Reproducing or recording high-density information by utilizing a laser beam has been mainly put into practical use as an optical disk.
The optical disks can be broadly classified into a reproduction-only type, a recordable type and a rewritable type. The reproduction-only type is put into practical use as a compact disk and a laser disk, and the recordable type and rewritable type are put into practical use as a document file, a data file and so on. The rewritable optical disks are mainly classified into a magnet-optical type and a phase-change type. The phase-change optical disk exploits a reversible state change occurring to a recording layer between an amorphous state and a crystalline state (or between crystals and crystals of further different structure) due to irradiation of the laser beam. To be more specific, the irradiation of the laser beam changes at least one of a refractive index and an extinction coefficient of a thin film so as to perform recording. And amplitude of transmitted light or reflected light changes in this portion so that transmitted light volume or reflected light volume leading to a detection system consequently changes, which is detected so as to reproduce a signal.
In general, a state in which a recording layer material is in the crystalline state is an unrecorded state, where the laser beam is irradiated to put the recording layer material in the amorphous state by melting and rapidly cooling it so as to record the signal. In the case of erasing the signal, laser beam power lower than that for recording is irradiated to put the recording layer in the crystalline state. In general, a chalcogen compound is often used as the recording layer material. The recording layer made of the chalcogen compound is formed as a film in an amorphous state, and so it is necessary to put the entire recording area in an unrecorded state by crystallization in advance. This entire crystallization is called initialization. An initialization process is incorporated into a part of a disk manufacturing process, and the recording layer is put in the crystalline state by using the laser beam or a flash light source. In the case of using the laser beam, the laser beam is irradiated while rotating the disk, and is focused on an information layer. The optical head position is radially deviated on the disk so that the entire disk surface is initialized.

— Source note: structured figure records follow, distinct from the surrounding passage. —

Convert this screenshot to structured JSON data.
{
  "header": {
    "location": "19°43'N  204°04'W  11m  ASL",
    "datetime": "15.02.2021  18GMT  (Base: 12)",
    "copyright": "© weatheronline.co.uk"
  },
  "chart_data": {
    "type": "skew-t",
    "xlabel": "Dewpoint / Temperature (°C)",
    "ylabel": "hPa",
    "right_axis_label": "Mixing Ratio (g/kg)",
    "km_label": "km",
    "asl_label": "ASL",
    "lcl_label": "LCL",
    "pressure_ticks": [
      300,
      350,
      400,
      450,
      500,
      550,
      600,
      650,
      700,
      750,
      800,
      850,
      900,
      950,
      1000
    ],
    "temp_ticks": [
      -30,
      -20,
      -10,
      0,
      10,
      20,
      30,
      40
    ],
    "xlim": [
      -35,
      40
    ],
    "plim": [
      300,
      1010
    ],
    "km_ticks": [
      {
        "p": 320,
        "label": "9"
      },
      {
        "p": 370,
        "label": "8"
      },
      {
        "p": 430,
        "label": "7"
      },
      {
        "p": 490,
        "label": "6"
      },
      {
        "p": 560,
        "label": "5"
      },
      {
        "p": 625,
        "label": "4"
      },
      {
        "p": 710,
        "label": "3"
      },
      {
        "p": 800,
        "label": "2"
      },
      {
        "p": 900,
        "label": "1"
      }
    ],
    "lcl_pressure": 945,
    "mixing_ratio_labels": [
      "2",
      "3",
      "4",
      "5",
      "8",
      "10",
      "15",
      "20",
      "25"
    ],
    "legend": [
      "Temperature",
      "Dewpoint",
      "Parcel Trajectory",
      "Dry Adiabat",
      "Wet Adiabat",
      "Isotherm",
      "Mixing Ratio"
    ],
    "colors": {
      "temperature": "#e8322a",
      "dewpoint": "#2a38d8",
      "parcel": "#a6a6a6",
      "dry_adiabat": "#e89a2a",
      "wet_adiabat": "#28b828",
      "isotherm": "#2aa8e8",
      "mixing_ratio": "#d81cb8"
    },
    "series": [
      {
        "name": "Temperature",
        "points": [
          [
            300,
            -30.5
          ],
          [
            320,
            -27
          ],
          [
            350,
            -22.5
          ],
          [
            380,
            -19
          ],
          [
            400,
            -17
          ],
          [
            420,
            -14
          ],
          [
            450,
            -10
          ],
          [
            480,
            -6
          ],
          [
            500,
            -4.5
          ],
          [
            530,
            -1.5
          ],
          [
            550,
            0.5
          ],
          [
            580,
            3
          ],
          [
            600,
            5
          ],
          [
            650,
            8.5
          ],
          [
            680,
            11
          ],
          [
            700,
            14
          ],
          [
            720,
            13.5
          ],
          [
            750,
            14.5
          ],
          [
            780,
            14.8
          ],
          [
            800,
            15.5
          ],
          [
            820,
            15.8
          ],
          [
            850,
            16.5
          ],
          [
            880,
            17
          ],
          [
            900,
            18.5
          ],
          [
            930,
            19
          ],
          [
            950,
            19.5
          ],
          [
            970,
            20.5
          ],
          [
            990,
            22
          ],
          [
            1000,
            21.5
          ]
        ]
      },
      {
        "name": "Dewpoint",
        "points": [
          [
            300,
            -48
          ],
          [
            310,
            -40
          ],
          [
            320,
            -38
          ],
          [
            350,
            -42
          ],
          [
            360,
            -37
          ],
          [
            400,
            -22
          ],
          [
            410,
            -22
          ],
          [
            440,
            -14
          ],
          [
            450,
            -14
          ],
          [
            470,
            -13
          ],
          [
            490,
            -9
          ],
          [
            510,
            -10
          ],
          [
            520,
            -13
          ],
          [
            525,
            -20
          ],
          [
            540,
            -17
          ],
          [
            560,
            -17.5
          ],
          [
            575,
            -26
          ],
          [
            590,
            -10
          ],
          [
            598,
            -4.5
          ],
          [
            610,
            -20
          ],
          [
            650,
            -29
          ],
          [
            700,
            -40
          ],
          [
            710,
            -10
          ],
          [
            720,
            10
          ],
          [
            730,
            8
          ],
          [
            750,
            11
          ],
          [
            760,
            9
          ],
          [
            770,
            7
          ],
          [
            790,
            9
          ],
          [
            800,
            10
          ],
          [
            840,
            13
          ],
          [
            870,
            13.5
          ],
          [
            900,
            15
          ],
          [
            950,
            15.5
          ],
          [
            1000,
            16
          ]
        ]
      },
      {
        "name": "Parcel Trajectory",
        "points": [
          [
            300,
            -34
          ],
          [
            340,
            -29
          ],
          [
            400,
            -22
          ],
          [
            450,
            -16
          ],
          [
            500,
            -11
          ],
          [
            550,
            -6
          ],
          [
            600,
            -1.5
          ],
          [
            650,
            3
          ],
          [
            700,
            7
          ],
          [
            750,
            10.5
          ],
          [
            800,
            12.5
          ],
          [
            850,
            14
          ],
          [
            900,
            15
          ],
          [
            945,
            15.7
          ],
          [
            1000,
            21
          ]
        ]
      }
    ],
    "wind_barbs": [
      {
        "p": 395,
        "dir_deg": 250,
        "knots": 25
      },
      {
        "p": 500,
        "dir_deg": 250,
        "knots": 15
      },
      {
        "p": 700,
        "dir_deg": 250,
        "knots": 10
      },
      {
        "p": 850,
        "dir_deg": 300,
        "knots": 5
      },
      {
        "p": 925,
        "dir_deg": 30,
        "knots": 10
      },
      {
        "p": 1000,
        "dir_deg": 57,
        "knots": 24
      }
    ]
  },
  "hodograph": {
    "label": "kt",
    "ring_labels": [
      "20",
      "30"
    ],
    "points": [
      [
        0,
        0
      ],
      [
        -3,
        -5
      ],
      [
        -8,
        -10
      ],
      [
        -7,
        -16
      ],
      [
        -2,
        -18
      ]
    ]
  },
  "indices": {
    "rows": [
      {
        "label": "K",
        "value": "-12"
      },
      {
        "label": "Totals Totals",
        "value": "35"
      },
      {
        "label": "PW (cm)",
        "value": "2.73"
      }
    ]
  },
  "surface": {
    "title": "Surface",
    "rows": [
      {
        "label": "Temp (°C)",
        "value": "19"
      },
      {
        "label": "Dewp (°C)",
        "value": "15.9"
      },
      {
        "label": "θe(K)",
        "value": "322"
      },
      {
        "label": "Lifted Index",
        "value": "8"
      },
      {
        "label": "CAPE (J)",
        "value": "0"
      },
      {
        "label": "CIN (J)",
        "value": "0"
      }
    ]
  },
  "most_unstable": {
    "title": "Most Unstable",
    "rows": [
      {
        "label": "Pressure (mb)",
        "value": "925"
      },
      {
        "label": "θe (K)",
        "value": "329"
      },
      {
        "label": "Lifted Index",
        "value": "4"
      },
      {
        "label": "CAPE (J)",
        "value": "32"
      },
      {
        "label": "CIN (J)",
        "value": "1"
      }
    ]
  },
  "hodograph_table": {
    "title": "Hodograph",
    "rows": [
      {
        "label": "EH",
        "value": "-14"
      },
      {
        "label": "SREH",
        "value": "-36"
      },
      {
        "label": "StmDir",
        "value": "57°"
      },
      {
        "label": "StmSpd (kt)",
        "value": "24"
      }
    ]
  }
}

There are proposals of a one-side two-layer configuration and a manufacturing method thereof from a viewpoint of increasing a recording capacity of the optical disk (Japanese Patent Application No. 10-132982, Japanese Patent Application No. 2000-400442 (unpublished) and Japanese Patent Application No. 2002-260307 for instance. The disclosure of Application No. 2000-400442 is included in Application No. 2002-260307). Japanese Patent Application No. 2000-400442 describes the manufacturing method of the phase-change optical disk of the one-side two-layer configuration using blue-violet laser light.
The entire disclosure of Japanese Patent Application No. 10-132982 and Japanese Patent Application No. 2002-260307 are incorporated herein by reference in its entirety.
It is a disk characteristic required of a one-side multilayered recording medium that, through the information layer on an incident side of the laser beam of recording and reproducing the information, it must record and reproduce the information in the information layer which is at the back thereof. For that reason, the layer on the front side especially requires a high transmittance (50 percent for instance), and so the recording layer in the information layer must inevitably be thin for that sake.